Options and functionalities might vary from one service to another. Nevertheless, we try to uniformize the parameters between the services as much as possible.
To help you find what you need in all these parameters, you may use the following table. The required parameters are blue.
Note that some parameters might not work with certain languages. The details can be found on the respective websites of the service you will use.

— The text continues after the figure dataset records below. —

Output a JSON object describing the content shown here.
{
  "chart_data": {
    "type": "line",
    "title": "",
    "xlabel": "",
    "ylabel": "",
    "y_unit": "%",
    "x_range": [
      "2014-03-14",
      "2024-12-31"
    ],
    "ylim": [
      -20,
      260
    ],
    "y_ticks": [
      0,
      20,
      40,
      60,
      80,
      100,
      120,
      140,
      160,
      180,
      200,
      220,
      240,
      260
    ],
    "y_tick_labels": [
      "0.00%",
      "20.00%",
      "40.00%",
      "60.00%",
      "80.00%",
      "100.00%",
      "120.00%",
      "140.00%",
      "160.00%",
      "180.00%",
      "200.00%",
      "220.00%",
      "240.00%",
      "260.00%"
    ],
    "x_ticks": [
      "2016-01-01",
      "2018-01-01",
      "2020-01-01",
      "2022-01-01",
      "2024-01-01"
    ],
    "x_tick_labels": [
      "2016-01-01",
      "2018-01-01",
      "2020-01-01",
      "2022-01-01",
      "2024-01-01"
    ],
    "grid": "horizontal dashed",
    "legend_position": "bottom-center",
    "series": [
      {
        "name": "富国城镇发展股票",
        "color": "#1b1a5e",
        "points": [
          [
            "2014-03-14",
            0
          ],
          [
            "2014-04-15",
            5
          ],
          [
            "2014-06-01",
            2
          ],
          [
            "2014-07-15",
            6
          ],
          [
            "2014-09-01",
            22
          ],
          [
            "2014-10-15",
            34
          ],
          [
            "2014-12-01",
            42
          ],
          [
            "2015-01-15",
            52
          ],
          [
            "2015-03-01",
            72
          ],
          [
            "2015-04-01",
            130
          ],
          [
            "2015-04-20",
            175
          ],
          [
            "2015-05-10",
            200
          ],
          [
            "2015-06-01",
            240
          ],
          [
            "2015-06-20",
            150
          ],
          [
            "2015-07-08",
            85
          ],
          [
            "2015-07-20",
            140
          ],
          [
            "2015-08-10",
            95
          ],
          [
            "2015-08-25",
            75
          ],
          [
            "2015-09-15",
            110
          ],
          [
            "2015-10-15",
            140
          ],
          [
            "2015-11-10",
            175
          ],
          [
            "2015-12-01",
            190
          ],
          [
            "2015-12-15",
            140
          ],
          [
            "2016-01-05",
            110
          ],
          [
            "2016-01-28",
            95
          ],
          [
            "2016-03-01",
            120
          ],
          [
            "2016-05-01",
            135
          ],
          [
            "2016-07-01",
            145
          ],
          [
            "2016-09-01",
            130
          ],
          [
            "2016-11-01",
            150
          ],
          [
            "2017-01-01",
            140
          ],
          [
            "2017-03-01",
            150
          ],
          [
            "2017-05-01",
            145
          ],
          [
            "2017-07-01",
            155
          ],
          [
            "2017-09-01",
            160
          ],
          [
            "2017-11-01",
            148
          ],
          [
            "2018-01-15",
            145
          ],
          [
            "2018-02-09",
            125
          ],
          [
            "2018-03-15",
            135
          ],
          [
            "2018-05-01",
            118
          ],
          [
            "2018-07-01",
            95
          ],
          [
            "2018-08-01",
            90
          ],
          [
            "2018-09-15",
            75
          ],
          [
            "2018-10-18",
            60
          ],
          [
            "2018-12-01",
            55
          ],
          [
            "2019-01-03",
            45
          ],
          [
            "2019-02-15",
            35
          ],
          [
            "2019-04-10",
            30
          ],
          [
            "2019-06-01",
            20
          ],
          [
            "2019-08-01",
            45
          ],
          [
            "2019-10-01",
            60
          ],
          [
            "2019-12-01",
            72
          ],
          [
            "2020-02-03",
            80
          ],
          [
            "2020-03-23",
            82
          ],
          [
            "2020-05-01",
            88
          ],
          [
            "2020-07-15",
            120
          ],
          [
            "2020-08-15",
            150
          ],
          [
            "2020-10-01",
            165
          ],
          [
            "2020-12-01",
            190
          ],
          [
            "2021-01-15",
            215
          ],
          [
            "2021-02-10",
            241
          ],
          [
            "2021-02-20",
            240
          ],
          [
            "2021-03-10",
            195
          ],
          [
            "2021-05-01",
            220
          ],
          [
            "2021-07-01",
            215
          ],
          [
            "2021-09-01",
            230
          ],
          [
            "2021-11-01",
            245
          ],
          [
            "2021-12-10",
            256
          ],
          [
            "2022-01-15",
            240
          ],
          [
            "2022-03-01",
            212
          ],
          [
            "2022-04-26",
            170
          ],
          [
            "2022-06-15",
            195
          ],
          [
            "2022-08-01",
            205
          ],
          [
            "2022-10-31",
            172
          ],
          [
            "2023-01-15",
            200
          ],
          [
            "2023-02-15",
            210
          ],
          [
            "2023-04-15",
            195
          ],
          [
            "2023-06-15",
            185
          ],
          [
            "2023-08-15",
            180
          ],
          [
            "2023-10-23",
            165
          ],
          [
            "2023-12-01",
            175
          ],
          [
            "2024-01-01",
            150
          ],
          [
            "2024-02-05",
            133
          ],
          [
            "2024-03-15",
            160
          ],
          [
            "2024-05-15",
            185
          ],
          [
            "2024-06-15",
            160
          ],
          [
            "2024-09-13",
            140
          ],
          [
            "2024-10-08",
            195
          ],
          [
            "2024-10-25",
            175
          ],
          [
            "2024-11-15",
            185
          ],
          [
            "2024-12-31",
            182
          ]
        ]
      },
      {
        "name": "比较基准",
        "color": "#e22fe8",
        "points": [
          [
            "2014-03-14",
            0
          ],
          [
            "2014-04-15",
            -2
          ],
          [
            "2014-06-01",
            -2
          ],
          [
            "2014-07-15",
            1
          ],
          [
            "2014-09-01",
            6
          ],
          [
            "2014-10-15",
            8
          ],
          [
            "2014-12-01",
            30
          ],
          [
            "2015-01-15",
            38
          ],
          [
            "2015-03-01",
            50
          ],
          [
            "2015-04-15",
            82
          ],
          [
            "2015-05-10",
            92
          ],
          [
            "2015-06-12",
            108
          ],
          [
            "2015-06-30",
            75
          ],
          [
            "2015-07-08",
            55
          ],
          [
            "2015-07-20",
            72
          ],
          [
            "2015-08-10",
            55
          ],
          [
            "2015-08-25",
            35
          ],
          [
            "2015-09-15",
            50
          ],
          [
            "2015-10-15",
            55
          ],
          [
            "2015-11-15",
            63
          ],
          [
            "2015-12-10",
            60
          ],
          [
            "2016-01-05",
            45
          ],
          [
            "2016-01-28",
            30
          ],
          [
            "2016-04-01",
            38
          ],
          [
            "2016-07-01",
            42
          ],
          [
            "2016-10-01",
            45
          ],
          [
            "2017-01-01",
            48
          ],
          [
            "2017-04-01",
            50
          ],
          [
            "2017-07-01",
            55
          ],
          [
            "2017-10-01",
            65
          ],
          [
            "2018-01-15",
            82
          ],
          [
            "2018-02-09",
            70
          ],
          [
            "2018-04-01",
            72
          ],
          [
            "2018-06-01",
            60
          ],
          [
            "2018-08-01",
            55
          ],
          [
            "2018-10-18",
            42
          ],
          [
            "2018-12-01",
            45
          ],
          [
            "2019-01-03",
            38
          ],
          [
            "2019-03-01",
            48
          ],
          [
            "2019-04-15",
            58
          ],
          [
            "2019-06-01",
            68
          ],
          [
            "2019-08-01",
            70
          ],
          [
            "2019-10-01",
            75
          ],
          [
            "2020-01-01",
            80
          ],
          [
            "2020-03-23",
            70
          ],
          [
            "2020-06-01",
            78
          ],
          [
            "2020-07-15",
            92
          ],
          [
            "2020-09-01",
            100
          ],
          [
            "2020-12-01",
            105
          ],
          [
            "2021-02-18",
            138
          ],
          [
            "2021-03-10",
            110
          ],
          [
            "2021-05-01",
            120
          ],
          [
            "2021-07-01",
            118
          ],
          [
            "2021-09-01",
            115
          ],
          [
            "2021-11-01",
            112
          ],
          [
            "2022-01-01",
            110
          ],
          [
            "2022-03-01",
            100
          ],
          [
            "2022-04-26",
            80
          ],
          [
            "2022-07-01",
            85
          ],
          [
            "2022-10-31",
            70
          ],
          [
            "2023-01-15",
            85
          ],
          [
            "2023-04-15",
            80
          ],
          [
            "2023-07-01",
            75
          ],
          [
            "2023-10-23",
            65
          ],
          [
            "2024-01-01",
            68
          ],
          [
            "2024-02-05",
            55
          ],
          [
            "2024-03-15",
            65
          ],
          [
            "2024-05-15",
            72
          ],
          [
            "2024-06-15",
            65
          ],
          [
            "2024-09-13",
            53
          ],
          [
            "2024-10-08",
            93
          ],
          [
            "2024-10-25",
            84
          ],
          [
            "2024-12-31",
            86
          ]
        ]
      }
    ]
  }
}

Parameter | Type | Description | Amazon | Microsoft | Rev.ai | Speechmatics | |
---|---|---|---|---|---|---|---|
alternative_language_codes | array(string) | The other language that might be spoken in the audio. It gives hint to the services to automatically determine spoken languages in your audio. | Yes | No | No | No | No |
attach_punctuation | boolean | Allows you to merge punctuation item with the previous (or next if none) word. | Yes | Yes | Yes | Yes | Yes |
audio_channel_count | integer | The audio data might include a channel for each speaker present on the recording. | Yes | No | See channels | Yes | No |
channels | array(integer) | The audio data might include a channel for each speaker present on the recording. Indicates a collection of the requested channel numbers. In the default case, the channels 0 and 1 are considered. | See audio_channel_count | No | Yes | See audio_channel_count | No |
content_redaction | string enum: redacted, redacted_and_unredacted | Enables automatic content redaction. Accepts redacted and redacted_and_unredacted. You might want to leave this argument empty if you don't want content redaction. The only redaction type available is PII. | Yes | No | No | No | No |
diarization_speaker_count | integer ≥ 2 | If speaker diarization is enabled, you can provide the number of speaker to improve the diarization. | Yes | No | No | No | No |
enable_automatic_punctuation | boolean | Enables automatic punctuation. | No | Yes | See punctuation_mode | Yes | No |
enable_disfluencies | boolean | Add disfluencies (such as "ums" and "uhs") in the result. The support is ensured for english only, but could work with other languages. | No | No | Yes | Yes | No |
enable_speaker_diarization | boolean | Allows you to identify and separate the different speakers. | Yes | No | Yes | Yes | Yes |
enable_word_time_offsets | boolean | Provides start and end timestamps for each word. | No | Yes | Yes | No | No |
language_code | string | The language of the supplied audio as a BCP-47 language tag. (Example: en-US) You can find a list of these tags on this website (https://www.techonthenet.com/js/language_tags.php). | Yes | Yes | Yes | Yes enum: "es", "pt", "fr", "de", "en" | Yes |
max_alternatives | integer | The number of alternative transcriptions to provide in the response. By default, no alternatives are provided. | Yes | Yes | No | No | No |
media_format | string enum: mp3, mp4, wav, flac, ogg, amr, webm | The format of your audio file. Each service has restriction on their allowed format. | Yes | No | No | No | No |
phrases | array(string) | A list of words and phrases that provides hints for the speech recognition. | No | Yes | No | Yes | Yes |
profanity_filter | boolean | Indicates whether to filter out profane words or phrases. | No | Yes | See profanity_filter_mode | Yes | No |
profanity_filter_mode | string enum: None, Masked, Removed, Tags | Indicates whether to filter out profane words or phrases. Can be None (deactivate filtering), Masked (replace word with asterisks), Removed (remove word) or Tags (put tags around the word). | No | See profanity_filter | Yes | See profanity_filter | No |
punctuation_mode | string enum: None, Dictated, Automatic, DictatedAndAutomatic | Indicates the punctuation mode to use. Can be None (deactivate punctuation), Dictated (indicate an explicit punctuation), Automatic (allow decoder to process punctuation) or DictatedAndAutomatic (use dictated and automatic punctuation). | No | See enable_automatic_punctuation | Yes | See enable_automatic_punctuation | No |
sample_rate_hertz | integer | The format of your audio file. Each service has restriction on their allowed format. The sample rate (in Hertz) of the supplied audio. | Yes | Yes | No | No | No |
use_enhanced_model | boolean | Enhanced models might give better results but have a higher cost. | No | Yes | No | No | Yes |
vocabulary | object { phrases } | Contains additional contextual information for processing this audio. This argument contains phrases, a list of words and phrases that provides hints for the speech recognition. | No | Yes | No | Yes | Yes |